Bien qu’il soit « totalement en phase » avec les propositions métier, Philippe Besset, président de la Fédération des syndicats pharmaceutiques de France (FSPF) ne partage pas l’analyse économique de l’Assurance maladie. « La Fédération rappelle que l’activité exceptionnelle liée à l’épidémie de Covid-19 n’est plus d’actualité : de nombreuses officines voient leurs revenus s’éroder et risquent de s’ajouter aux fermetures connues depuis de trop nombreuses années », rappelle-t-il dans un communiqué du 7 juillet.
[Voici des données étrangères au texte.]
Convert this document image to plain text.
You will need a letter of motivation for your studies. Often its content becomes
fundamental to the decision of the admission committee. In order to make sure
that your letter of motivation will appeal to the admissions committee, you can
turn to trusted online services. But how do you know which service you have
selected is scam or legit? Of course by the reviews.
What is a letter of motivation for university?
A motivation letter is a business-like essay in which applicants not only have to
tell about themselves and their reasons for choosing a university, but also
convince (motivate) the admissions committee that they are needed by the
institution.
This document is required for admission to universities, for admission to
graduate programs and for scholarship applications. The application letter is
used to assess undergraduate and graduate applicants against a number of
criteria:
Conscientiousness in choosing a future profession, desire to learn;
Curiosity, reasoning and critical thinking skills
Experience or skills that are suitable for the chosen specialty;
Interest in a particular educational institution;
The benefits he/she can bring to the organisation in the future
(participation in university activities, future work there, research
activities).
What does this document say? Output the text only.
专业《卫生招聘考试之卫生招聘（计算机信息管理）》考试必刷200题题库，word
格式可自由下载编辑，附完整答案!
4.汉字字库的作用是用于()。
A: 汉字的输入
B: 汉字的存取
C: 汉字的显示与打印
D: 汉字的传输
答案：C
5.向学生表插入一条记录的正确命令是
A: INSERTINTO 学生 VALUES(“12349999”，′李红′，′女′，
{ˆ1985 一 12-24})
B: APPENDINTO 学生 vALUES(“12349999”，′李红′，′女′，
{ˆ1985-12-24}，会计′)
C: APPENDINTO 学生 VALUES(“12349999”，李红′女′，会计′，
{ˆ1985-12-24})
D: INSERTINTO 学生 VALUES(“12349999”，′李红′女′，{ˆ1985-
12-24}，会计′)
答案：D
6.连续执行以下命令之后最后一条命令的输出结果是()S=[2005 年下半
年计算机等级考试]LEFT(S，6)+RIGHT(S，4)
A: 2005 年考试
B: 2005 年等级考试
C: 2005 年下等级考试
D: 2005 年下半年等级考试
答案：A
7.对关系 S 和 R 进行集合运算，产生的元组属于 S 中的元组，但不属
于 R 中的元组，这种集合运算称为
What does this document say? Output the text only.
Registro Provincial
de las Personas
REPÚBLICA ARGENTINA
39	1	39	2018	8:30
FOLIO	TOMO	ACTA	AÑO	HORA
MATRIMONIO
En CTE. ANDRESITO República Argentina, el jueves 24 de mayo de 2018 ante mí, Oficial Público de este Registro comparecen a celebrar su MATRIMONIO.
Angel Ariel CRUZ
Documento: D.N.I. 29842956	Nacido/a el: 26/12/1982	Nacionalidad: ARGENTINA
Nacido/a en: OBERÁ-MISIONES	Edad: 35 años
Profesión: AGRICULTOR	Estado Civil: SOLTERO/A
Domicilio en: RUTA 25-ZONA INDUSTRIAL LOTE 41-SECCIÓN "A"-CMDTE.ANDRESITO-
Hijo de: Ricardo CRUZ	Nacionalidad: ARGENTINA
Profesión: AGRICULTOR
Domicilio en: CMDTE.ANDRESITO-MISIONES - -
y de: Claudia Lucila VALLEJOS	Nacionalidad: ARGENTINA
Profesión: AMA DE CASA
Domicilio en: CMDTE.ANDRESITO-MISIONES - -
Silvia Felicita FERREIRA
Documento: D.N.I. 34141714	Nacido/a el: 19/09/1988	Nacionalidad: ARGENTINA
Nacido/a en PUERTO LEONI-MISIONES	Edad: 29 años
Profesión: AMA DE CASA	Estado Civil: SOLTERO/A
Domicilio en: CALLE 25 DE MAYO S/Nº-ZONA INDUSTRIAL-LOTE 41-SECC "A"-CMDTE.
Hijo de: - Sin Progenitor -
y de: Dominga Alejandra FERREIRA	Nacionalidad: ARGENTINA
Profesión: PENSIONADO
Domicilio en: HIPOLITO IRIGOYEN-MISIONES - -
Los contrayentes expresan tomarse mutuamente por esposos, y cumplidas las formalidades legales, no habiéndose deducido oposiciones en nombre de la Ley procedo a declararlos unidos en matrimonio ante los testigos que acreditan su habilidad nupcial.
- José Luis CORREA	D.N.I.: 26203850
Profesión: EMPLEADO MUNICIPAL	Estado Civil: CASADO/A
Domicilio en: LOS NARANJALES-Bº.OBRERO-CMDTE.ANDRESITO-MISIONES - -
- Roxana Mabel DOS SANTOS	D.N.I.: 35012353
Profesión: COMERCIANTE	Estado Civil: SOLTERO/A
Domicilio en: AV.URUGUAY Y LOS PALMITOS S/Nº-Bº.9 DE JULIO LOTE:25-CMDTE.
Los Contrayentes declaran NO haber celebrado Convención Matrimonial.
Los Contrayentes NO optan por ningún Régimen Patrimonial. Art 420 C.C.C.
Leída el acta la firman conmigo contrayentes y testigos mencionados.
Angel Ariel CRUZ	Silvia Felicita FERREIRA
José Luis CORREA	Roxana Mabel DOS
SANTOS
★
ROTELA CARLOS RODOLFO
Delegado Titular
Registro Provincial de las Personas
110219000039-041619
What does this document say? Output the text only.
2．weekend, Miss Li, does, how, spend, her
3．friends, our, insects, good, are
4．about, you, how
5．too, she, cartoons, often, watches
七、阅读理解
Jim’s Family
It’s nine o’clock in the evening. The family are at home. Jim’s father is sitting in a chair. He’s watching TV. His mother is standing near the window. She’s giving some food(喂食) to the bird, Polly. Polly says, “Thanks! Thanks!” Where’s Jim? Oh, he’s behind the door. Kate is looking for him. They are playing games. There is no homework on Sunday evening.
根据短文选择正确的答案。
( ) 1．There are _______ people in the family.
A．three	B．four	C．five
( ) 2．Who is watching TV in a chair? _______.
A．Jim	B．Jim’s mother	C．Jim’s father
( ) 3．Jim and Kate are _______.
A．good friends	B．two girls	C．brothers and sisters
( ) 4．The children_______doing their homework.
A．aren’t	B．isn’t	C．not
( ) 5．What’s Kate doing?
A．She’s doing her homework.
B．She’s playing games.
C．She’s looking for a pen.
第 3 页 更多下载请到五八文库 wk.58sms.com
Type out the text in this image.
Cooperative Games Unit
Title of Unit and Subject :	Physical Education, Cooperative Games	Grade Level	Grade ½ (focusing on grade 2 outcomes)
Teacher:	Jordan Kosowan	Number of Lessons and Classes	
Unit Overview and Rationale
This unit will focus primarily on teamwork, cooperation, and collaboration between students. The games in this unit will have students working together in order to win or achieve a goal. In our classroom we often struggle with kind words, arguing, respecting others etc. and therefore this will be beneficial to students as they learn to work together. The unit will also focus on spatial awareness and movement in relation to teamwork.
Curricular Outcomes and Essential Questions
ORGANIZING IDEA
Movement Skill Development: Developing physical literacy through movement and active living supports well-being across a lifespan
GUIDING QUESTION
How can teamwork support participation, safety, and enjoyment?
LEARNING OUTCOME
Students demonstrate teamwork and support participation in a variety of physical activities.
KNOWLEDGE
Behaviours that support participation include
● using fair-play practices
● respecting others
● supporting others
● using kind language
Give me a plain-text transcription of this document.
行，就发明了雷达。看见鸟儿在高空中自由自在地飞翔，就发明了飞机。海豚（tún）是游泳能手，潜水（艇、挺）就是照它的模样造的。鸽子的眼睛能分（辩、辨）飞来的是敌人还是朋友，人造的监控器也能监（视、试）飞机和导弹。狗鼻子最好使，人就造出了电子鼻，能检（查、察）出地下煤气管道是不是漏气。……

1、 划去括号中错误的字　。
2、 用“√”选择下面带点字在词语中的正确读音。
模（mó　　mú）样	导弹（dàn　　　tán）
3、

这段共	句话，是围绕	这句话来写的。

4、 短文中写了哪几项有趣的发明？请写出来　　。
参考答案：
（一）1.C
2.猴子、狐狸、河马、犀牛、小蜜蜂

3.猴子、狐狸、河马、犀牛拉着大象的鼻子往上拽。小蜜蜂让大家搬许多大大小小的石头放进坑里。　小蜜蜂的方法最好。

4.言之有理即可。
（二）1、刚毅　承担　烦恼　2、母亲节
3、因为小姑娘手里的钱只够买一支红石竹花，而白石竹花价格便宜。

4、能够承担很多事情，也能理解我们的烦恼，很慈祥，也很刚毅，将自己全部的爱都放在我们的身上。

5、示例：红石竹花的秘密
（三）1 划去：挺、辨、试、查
Dans un communiqué commun, la FSPF et l’Union des syndicats de pharmaciens d’officine (USPO) contestaient déjà « le chiffrage de la Cnam sur la marge brute de dispensation au premier quadrimestre (2024, NdlR) qu’ils estiment surévaluée de 3,6 points. En réalité, sur le champ historique de l’activité de l’officine, elle est en baisse de 0,1 % ». « Janvier est un peu l’arbre qui cache la forêt », notait Pierre-Olivier Variot, président de l’USPO, soulignant que la rémunération de ce début d’année est masquée par la triple épidémie de grippe/Covid-19/VRS et la hausse des dispensations de médicaments chers. « 4,8 ù d’augmentation de la marge brute – chiffre Cnam – face à une inflation de 12,47 % des charges : on est largement en deçà et on court derrière l’inflation pharmacie », faisait-il aussi remarquer.

Dans son rapport, l’Assurance maladie envisage par ailleurs de « poursuivre la désensibilisation de la rémunération des pharmaciens au prix des médicaments en ajustant le niveau du plafonnement des honoraires pour les médicaments les plus chers ». « La rémunération du pharmacien, qui, dans le cas des médicaments les plus chers, ne représente que 1 % du prix du produit, n’est une variable d’ajustement ni souhaitable, ni efficace pour rétablir les comptes sociaux », a réagi immédiatement la FSPF.

Accord tripartite pour les pharmacies rurales

Pour autant, l’Assurance maladie est sensible à la situation des pharmacies de proximité. Dans un contexte de désertification médicale, et « pour identifier les officines à soutenir pour préserver l’accès aux soins », elle propose la création d’un contrat tripartite entre l’officine en difficulté, l’Agence régionale de santé et la caisse primaire d’Assurance. « Cette gestion au plus près du territoire doit permettre de trouver des solutions adaptées à la situation de chaque zone géographique et de chaque officine », explique-t-elle, donnant rendez-vous aux syndicats représentatifs lors des prochaines négociations conventionnelles pour définir les modalités de ce contrat, notamment les critères pour le déclenchement d’une aide, ses modalités de calcul et les devoirs rattachés à ce soutien à l’activité officinale.